New Benchmark: Discriminative Cross-Modal Reasoning

Discrn Examples

Given two distinct modality inputs, the model needs to select the entity that matches the property queried. Audio is symbolized by waveforms and its semantics are conveyed via annotated captions, 3D is illustrated through a point cloud visualization, and videos are represented through the display of two random frames. X-InstructBLIP outperforms a robust captioning baseline, but the task remains an open challenge. This task requires models not only to discriminate the inherent characteristics of the involved modalities but also to consider their relative positioning in the input. X-InstructBLIP outperforms a strong captioning baseline that leverages state of the art captioning-models to generate descriptions for each modality.

Image-3D Audio-Video
Caption Baseline 41.8 30.8
X-InstructBLIP (7b) 48.1 34.0
X-InstructBLIP (13b) 48.8 45.6

Citation

 
                            
                        @misc{panagopoulou2023xinstructblip,
                            title={X-InstructBLIP: A Framework for aligning X-Modal instruction-aware 
                                representations to LLMs and Emergent Cross-modal Reasoning}, 
                            author={Artemis Panagopoulou and Le Xue and Ning Yu and Junnan Li and Dongxu Li and 
                                Shafiq Joty and Ran Xu and Silvio Savarese and Caiming Xiong and Juan Carlos Niebles},
                            year={2023},
                            eprint={2311.18799},
                            archivePrefix={arXiv},
                            primaryClass={cs.CV}
                          }
                        
                        

Ethics Statement

In this research, we present a framework for aligning multiple modalities with a frozen large language model (LLM). Our methodology strictly involves the use of publicly available and free datasets, ensuring we do not engage in the collection of private data. However, it is crucial to acknowledge that publicly sourced datasets carry implicit biases. These biases reflect historical and societal inequalities, potentially influencing the model's outputs. Our framework builds upon a pre-existing frozen LLM. While this approach benefits from the extensive knowledge encoded within the LLM, it is important to recognize that such models can inherently propagate biases present in their training data. Additionally, there is a non-negligible risk of generating false or misleading information. While there exist tools to measure language model toxicity such as HELM, their evaluation datasets are constrained in the language modality, and hence are not applicable to measure toxicity across modalities which is the focus of this work.

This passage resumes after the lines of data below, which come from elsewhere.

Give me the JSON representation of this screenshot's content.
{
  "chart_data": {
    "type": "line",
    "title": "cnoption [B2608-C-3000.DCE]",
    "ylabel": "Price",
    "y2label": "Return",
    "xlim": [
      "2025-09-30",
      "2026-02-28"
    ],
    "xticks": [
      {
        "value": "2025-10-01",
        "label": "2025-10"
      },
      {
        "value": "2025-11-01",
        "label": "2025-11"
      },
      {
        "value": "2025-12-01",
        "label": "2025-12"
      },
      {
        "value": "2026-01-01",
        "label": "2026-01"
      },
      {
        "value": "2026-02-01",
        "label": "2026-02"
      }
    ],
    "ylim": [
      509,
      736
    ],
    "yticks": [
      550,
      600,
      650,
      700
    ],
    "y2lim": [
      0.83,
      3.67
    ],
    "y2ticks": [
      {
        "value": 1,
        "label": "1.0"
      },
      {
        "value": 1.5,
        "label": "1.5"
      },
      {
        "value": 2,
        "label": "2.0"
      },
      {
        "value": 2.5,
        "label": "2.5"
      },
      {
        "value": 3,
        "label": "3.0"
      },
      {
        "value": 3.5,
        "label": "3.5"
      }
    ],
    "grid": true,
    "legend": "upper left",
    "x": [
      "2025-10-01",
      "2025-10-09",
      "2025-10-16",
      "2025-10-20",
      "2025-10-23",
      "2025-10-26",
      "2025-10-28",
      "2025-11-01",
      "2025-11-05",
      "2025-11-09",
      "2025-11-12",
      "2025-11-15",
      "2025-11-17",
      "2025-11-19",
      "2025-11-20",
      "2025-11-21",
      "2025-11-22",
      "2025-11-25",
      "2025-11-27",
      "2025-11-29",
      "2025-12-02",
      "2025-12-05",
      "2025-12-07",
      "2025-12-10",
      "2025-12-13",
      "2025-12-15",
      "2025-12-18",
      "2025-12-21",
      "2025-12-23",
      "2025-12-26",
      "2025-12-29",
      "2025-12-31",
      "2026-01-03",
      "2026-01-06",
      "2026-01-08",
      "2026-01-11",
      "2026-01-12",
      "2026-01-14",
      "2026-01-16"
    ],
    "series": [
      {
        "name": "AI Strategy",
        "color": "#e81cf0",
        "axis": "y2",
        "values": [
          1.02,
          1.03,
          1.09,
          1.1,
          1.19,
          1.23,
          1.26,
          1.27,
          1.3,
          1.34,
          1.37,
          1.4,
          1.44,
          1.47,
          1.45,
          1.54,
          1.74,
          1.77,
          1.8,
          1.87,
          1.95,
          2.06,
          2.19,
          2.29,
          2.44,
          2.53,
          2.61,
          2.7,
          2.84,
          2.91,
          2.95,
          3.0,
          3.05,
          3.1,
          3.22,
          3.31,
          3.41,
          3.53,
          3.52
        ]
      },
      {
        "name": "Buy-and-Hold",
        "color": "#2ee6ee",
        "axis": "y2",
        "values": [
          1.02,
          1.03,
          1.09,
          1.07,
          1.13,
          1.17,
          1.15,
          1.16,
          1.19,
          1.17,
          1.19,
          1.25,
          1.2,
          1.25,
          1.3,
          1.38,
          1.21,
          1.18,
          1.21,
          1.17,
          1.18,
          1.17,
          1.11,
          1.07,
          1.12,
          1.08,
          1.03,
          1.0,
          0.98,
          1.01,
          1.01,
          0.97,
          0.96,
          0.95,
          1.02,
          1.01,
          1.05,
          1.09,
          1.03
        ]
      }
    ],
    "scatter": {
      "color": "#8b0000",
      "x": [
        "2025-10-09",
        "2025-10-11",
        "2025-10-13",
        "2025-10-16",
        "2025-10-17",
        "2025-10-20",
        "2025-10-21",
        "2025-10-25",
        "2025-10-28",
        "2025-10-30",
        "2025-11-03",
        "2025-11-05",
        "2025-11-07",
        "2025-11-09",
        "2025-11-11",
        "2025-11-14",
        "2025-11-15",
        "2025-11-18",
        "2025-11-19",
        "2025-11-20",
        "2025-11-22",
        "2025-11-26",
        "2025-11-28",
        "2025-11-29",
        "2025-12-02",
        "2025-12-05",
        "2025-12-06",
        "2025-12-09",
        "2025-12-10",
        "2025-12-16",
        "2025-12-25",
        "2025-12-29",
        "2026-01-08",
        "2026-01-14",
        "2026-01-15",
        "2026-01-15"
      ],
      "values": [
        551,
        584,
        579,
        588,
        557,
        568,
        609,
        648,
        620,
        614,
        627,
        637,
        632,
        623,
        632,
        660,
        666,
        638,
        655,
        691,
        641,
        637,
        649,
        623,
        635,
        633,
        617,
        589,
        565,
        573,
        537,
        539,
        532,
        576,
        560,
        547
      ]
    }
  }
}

We leave the generation of cross-modal datasets for toxicity and bias measurement as a future research direction. Users of our framework should be aware of these limitations and exercise caution, particularly in applications where the accuracy and impartiality of outputs are critical. We advocate for responsible use of our framework, especially in sensitive contexts. Users should critically assess and verify the model's outputs and consider the potential for reinforcing biases or spreading misinformation. Furthermore, we commit to transparency regarding our model's capabilities and limitations. All code, data, and model weights will be released to ensure reproducibility and encourage external evaluation and subsequent research.